You do not “set it and forget it.” What actually happens is this: you launch the site, and for the first month, everything’s fine. You fix a few typos. Maybe you update the homepage. But then the CMS starts fighting you. Every edit takes longer than expected. Every new campaign needs a workaround. Eventually, you stop bothering. It’s not that you forget your website exists. You just mentally file it under “too painful to deal with.”

And that’s when it starts to rot.

Old bios. Expired promos. Broken links. Blog posts referencing events from 2019. The homepage still says “Now Offering Virtual Services” even though your whole team is back in the office.

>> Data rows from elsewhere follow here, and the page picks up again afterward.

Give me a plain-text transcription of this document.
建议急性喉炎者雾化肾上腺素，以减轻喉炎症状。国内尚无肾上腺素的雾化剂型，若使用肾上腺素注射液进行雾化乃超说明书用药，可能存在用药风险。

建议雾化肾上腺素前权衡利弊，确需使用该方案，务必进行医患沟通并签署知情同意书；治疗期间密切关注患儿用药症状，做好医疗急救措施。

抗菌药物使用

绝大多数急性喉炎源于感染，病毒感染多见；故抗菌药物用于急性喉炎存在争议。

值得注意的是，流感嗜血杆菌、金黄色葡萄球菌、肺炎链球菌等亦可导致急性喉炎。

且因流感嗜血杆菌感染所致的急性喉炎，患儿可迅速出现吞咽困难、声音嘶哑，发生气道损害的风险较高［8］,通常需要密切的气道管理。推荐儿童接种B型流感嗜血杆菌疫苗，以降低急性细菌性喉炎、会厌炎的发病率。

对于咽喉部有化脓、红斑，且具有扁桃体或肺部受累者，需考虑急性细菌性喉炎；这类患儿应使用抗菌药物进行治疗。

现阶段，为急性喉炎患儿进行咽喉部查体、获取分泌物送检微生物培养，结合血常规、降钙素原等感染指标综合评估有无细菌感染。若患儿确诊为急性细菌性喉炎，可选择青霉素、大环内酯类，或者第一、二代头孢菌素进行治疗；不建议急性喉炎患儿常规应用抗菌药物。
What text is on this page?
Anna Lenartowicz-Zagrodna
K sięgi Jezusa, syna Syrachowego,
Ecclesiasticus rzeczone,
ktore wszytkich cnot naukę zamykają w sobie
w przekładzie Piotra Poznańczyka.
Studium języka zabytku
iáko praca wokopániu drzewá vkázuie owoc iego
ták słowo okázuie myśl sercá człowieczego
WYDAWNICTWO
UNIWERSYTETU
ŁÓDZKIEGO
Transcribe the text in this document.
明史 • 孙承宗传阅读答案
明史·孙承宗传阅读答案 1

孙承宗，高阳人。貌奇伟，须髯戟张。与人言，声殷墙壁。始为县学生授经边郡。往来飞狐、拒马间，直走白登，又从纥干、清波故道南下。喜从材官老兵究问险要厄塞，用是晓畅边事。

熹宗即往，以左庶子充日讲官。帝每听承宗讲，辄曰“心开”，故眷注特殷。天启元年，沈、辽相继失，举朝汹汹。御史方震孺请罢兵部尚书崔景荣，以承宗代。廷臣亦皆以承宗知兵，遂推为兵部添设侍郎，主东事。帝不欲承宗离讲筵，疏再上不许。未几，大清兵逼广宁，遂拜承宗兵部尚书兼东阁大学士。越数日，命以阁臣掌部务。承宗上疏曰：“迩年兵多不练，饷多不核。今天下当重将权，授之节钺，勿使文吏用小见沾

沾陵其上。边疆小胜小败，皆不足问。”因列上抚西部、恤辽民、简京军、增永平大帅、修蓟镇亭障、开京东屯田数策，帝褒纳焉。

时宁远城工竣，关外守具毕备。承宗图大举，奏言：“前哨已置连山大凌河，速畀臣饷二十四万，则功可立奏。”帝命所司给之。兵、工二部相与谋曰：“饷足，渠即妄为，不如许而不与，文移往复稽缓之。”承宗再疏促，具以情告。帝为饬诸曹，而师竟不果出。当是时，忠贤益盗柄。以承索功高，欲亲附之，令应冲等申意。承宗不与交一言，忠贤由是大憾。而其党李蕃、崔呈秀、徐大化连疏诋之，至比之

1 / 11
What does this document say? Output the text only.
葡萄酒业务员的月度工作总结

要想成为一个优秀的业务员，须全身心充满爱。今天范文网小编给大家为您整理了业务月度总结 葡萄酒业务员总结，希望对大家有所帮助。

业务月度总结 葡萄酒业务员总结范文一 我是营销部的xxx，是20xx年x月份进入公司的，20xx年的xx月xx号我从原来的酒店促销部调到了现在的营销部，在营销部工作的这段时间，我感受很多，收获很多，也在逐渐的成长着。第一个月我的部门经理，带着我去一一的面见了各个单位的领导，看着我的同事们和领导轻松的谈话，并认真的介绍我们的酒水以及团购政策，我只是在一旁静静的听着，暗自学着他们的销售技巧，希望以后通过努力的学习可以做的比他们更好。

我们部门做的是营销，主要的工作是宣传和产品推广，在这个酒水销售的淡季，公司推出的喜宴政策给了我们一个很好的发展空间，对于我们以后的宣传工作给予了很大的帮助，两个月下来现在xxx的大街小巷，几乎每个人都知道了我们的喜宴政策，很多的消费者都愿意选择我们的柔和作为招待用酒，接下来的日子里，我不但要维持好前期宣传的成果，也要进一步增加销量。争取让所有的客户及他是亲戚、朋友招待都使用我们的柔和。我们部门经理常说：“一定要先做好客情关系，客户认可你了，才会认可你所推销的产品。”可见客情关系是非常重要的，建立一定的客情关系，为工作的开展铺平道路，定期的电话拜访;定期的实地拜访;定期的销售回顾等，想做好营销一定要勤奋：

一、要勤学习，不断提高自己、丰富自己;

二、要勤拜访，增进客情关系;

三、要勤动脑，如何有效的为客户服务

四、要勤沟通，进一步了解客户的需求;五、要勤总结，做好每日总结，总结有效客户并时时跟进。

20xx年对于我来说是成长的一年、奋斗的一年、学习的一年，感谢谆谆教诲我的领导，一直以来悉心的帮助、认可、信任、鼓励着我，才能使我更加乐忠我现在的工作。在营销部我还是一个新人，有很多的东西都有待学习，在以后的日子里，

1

How Often Do Websites Need to Be Updated?

More often than you think.

In a healthy setup, you should be updating parts of your website weekly, if you have a marketing team, your website should be logged into daily. That doesn’t mean a redesign every quarter. It means adding blog posts, swapping out testimonials and reviews, adjusting CTAs, highlighting timely content, and iterating on what’s working. If your business is changing, your website should reflect that. Otherwise, it’s not a digital presence. It’s a digital fossil.

Do I Need to Update My Website?

Yes. And not just because Google says so. If your website is hard to update, it becomes a liability. Outdated content damages trust. Broken UX kills conversions. Inaccurate info drives support calls and lost leads.

Even if your brand and structure are solid, your messaging, imagery, and offerings should evolve with your customers. If you haven’t made a meaningful update in the last month, your website is probably behind the business it’s meant to support.

Why Most People Stop Updating

It’s not laziness. It’s friction. When your CMS requires a tutorial just to change a heading, updates get pushed to “next sprint.” If publishing means breaking layouts or waiting on a dev, even high-priority content stalls. Eventually, your team stops raising it at all. “We’ll fix it in the next redesign,” they say, pretending they’re not quietly dying inside.

The Fix: Make Updates Painless

Concrete CMS was built to be updated. In-context editing, reusable content blocks, version control, and preview tools are all right there. No buried settings. No scary buttons. Just clean editing, fast feedback, and confidence that your changes won’t destroy the layout.

A good CMS should encourage updates, not punish them.

If your team stopped updating the website, the problem isn’t the content. It’s the system.